- Native name: 齐正钧
- Born: January 1924 Wan County, Zhili, China
- Died: 30 November 2024 (aged 100) Nanjing, China
- Allegiance: People's Republic of China
- Branch: People's Liberation Army Ground Force
- Service years: 1941–?
- Rank: Lieutenant general
- Conflicts: Chinese Civil War Korean War
- Awards: Order of Independence and Freedom (3rd Class) Order of Liberation (3rd Class)

Chinese name
- Simplified Chinese: 齐正钧
- Traditional Chinese: 齊正鈞

Standard Mandarin
- Hanyu Pinyin: Qí Zhèngjūn

= Qi Zhengjun =

Chinese general (1924–2024)

Qi Zhengjun (齐正钧; January 1924 – 30 November 2024) was a lieutenant general in the People's Liberation Army of China.

==Biography==
Qi was born in Wan County, Zhili (now Shunping County, Hebei), in January 1924. He joined the Chinese Communist Party (CCP) in 1938, and enlisted in the Eighth Route Army in 1941. He mainly served in the Shanxi-Chahar-Hebei Military Region and participated in the Pingjin campaign during the Chinese Civil War.
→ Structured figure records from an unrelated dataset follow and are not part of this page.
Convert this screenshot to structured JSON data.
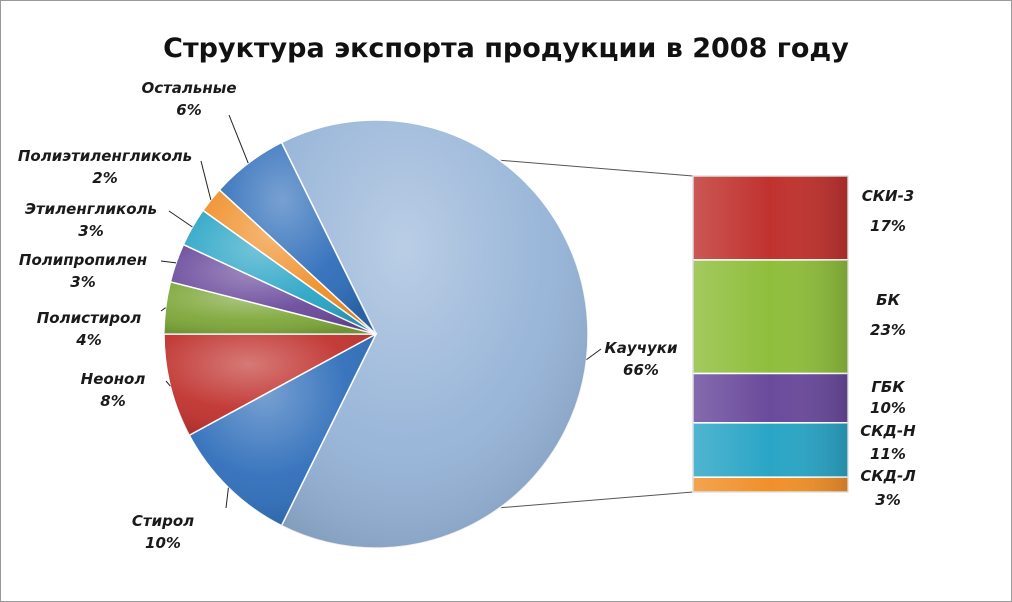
{
  "chart_data": {
    "type": "pie",
    "title": "Структура экспорта продукции в 2008 году",
    "slices": [
      {
        "name": "Каучуки",
        "value": 66,
        "label": "66%",
        "color": "#95b3d7"
      },
      {
        "name": "Стирол",
        "value": 10,
        "label": "10%",
        "color": "#2f6eba"
      },
      {
        "name": "Неонол",
        "value": 8,
        "label": "8%",
        "color": "#c0322e"
      },
      {
        "name": "Полистирол",
        "value": 4,
        "label": "4%",
        "color": "#7ea73a"
      },
      {
        "name": "Полипропилен",
        "value": 3,
        "label": "3%",
        "color": "#6a4a9c"
      },
      {
        "name": "Этиленгликоль",
        "value": 3,
        "label": "3%",
        "color": "#2aa5c6"
      },
      {
        "name": "Полиэтиленгликоль",
        "value": 2,
        "label": "2%",
        "color": "#f0902a"
      },
      {
        "name": "Остальные",
        "value": 6,
        "label": "6%",
        "color": "#2f6eba"
      }
    ],
    "breakdown": {
      "of": "Каучуки",
      "segments": [
        {
          "name": "СКИ-3",
          "value": 17,
          "label": "17%",
          "color": "#c0322e"
        },
        {
          "name": "БК",
          "value": 23,
          "label": "23%",
          "color": "#8fbe3c"
        },
        {
          "name": "ГБК",
          "value": 10,
          "label": "10%",
          "color": "#6a4a9c"
        },
        {
          "name": "СКД-Н",
          "value": 11,
          "label": "11%",
          "color": "#2aa5c6"
        },
        {
          "name": "СКД-Л",
          "value": 3,
          "label": "3%",
          "color": "#f0902a"
        }
      ]
    }
  }
}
In 1950 in the Korean War, he was assigned to the North Korea as chief of the Operation Section of a division of the People's Volunteer Army. After the war, he successively served in the PLA Academy of Military Sciences, the Nanjing Military Region, the Nanjing Senior Army School, and the Army Command College of the Chinese People's Liberation Army. He attained the rank of lieutenant general (zhongjiang) in 1988.

Qi died in Nanjing on 30 November 2024, at the age of 100.